By name, kangkong is a water-loving plant – water spinach or Water Convolvulus. Yet, I’ve been growing it in soil with reasonable results. Well, the only thing is, they need to be heavily watered every day, or else the plants start wilting fast.
It also doesn’t help that I chose to plant them in hanging recycled PET bottles. This means that they dry out faster and they’ve become root bound as well. (Note to self: next time I won’t put in drainage holes in the hanging bottles so they don’t lose water so fast – yes, next time!)
Anyway, I had one plant that had grown a very long stem. I was reluctant to cut it because it bore a lot of flowers, and they were just too pretty to not let bloom. The stem has since cut back on growth – probably because I don’t water the plant as much as it needs – and the stem became bare of leaves while roots tried to grow at the leaf nodes as the plant fought to propagate itself before it died completely.
This is one of the amazing things I love about plants – seeing the ways they strive to survive and reproduce themselves.
Finally faced with the ugly, long bare stem, I decided to cut it off. However, seeing the roots at the leaf nodes gave me an idea…
We have an outdoor fish tank that is covered with some plastic netting to keep the fish from jumping out and prevent birds from stealing the fish. Part of that netting began to droop, and when the water level is high, it is partly submerged. I decided to see if the water spinach would show me just how much it liked growing in water, and cut the very long stem into several pieces, placing them on top of the netting so that some of the root nodes were touching the water, and one test specimen directly on the water, under the netting, because I’d heard that the hollow stems help them to float. They do!

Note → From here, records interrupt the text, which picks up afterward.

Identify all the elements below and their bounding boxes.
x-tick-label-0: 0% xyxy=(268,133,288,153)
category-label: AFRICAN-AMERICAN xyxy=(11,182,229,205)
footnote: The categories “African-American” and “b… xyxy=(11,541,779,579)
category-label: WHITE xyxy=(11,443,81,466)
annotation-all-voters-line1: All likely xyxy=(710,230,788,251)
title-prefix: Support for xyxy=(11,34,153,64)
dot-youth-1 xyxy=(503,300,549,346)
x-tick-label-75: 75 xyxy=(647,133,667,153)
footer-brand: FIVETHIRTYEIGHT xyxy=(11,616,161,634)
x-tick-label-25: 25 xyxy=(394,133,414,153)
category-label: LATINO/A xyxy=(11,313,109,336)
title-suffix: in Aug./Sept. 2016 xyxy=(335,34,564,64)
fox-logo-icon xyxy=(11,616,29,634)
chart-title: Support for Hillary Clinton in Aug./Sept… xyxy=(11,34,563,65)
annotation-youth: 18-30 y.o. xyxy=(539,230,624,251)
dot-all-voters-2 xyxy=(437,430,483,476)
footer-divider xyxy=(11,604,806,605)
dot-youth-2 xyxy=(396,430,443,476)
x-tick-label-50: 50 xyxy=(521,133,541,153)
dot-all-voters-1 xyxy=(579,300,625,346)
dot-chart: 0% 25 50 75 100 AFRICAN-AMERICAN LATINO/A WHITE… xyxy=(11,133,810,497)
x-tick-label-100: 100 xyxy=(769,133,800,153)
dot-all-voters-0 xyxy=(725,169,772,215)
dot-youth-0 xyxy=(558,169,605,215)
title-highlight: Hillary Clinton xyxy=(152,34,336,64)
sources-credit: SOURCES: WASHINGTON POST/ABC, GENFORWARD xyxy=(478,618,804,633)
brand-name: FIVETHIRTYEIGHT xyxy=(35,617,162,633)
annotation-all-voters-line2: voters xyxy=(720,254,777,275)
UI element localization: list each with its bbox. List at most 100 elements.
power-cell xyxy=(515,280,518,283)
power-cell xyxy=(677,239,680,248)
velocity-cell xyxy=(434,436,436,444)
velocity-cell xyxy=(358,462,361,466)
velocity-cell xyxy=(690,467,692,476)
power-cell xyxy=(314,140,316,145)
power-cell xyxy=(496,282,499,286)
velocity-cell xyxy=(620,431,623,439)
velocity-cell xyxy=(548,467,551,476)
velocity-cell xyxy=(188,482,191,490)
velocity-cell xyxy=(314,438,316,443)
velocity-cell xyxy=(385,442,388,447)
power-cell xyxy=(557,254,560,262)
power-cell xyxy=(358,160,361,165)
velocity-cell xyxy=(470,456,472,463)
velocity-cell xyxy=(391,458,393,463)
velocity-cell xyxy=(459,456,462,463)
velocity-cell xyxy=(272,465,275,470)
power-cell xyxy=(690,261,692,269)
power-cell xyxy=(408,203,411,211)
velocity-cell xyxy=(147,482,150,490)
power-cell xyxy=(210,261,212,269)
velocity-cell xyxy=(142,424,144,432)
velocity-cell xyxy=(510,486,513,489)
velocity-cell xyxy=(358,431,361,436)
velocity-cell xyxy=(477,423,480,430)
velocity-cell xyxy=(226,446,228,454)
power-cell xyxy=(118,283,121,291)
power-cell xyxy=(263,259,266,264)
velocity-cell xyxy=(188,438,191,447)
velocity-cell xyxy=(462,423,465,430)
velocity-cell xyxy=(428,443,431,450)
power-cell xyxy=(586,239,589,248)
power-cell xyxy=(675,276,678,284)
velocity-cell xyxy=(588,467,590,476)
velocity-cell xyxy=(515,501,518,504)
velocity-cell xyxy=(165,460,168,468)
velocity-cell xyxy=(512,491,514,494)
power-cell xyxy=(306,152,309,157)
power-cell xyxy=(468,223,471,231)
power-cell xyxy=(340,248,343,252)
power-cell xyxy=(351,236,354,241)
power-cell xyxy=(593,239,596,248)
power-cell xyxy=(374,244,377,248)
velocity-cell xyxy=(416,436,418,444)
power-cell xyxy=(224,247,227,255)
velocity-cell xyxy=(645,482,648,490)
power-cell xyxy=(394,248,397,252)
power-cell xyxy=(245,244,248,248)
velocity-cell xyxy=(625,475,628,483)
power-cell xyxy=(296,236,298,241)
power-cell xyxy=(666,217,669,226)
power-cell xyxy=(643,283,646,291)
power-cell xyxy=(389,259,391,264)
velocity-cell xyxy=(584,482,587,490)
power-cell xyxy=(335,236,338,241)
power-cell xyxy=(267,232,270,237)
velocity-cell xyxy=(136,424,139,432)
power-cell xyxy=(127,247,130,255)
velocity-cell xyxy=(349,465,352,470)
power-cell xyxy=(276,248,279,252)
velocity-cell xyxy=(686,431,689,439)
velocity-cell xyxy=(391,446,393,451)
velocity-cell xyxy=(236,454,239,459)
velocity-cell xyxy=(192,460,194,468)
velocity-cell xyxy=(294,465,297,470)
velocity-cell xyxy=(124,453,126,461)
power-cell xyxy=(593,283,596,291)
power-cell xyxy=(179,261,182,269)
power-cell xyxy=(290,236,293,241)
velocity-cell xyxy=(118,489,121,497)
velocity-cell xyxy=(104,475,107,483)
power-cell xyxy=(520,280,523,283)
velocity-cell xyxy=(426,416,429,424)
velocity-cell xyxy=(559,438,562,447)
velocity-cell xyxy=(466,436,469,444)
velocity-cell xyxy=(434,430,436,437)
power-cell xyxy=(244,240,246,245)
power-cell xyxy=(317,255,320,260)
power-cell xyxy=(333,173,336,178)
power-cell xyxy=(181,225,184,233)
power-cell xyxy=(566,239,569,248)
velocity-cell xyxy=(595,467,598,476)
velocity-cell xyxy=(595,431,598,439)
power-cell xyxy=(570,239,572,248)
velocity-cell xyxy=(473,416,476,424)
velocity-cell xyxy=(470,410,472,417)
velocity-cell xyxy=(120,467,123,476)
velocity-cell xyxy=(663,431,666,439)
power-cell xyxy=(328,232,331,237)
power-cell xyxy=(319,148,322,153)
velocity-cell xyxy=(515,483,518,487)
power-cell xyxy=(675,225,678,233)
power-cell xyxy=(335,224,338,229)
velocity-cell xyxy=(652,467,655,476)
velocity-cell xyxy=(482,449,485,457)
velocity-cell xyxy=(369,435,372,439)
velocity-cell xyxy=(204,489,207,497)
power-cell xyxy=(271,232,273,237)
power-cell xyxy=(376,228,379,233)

Within 2 days, the stems on the netting started growing lots of new, white roots that reached eagerly towards the water. Just as eagerly, the fish were below the netting, trying to nibble at them! However, the stems were protected, and soon some green shoots started popping up.
The floating stem drifted around and also started growing new roots, but not as fast as the others – perhaps because it didn’t receive as much direct sunlight, being under the netting. So far, though, it doesn’t seem to be eaten up by the the fish as I thought it would be.
It will be interesting to see how the plants fare as time goes on. Will they get enough nutrients from the water as their potted counterparts? For obvious reasons, I can’t add fertilizer to the fish tank, so I hope the fish help out in this area, if you know what I mean… Let’s see how this spur of the moment experiment concludes!